Midtown Atlanta 12 min. 11 mins.
Rockdale County (Conyers) 24 min. 44 min.
Stockbridge/SR 138 18 min. 39 min.
I think it shows why the Brave are so eager to move to Cobb; and, the east and south sides of the Perimeter are the biggest losers in this move.
— The Marietta Daily Journal likes the deal to the point of ridiculing the opposition.
Unfortunately, the Braves move has run into mounting criticism in Cobb.

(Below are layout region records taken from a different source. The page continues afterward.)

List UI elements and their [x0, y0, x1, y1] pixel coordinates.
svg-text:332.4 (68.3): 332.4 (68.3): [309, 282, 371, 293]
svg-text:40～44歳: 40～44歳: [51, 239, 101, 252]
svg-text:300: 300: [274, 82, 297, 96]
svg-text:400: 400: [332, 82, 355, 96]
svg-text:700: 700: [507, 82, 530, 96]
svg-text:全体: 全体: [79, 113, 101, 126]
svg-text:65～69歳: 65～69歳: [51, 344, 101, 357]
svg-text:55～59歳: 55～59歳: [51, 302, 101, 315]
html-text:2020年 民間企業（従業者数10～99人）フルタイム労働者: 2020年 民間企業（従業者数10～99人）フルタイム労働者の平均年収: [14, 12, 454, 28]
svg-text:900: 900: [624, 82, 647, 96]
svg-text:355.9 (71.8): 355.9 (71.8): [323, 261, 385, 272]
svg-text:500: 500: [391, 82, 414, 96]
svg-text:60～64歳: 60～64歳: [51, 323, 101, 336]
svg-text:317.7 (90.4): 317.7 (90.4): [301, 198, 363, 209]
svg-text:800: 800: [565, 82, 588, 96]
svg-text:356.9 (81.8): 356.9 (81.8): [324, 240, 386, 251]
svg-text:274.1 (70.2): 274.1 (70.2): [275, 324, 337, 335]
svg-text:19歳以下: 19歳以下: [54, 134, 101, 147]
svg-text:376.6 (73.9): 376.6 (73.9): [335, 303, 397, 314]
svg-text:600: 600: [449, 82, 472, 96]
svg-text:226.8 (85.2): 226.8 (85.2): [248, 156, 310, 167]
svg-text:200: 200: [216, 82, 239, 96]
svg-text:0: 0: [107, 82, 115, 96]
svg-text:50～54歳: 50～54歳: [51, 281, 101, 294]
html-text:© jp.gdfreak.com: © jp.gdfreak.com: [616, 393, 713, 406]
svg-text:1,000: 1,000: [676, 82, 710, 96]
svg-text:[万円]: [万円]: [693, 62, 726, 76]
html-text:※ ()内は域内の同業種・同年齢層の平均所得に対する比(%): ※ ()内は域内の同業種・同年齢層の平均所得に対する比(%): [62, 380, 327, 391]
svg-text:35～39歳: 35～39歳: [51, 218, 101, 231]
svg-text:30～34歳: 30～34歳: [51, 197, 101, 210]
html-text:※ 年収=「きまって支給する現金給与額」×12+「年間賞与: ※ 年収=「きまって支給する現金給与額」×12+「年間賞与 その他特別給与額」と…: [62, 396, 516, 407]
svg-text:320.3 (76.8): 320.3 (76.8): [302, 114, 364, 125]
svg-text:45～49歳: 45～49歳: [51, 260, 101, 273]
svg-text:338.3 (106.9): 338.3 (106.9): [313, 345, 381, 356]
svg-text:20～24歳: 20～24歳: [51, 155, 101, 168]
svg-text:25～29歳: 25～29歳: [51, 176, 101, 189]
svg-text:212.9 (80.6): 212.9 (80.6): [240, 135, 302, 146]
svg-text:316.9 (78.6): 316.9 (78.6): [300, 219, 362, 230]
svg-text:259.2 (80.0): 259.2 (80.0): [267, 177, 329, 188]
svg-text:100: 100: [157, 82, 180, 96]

Those opponents have blinded themselves to the likelihood that the private-public partnership envisioned (in which the Braves pay 55 percent of the stadium cost) will be a generator of economic growth in Cobb equal or surpassing the opening of what is now the Lockheed Plant in World War II, the creation of what’s now Kennesaw State University in the early 1960s, the laying of a sewer trunk line through rural east Cobb in the late 1960s and the construction of I-75 through Cobb in the mid-1970s.
So, the stadium project is such an obvious economic plus that If you disagree with supporting it you must be “blinded?” Hogwash, and shame on the editor who flippantly rejects critics who have every right to be skeptical that the stadium might be a boondoggle. I think the critics are in a better position to note the overwhelming consensus of economists, backed by numerous studies of past stadium development projects, that sports stadiums, teams, and events have virtually zero increase in economic impact on their communities. As I note, this project almost certainly will boost economic activity in Cobb, because of the unique interjurisdictional attraction of the Braves, that will result in an influx of dollars that previously would not have been spent in the county. It is unclear if the amount will be sufficient to offset the County’s obligation, tough I am skeptical. Instead, I believe it would be wiser for supporters to acknowledge that the project may not be an economic “home run,” and certainly not a “grand slam” for the economy, but it is a project that Cobb taxpayers are willing to pay higher taxes for while acknowledging the potential economic benefits as a bonus. In this case, the proposal is more like a sacrifice bunt.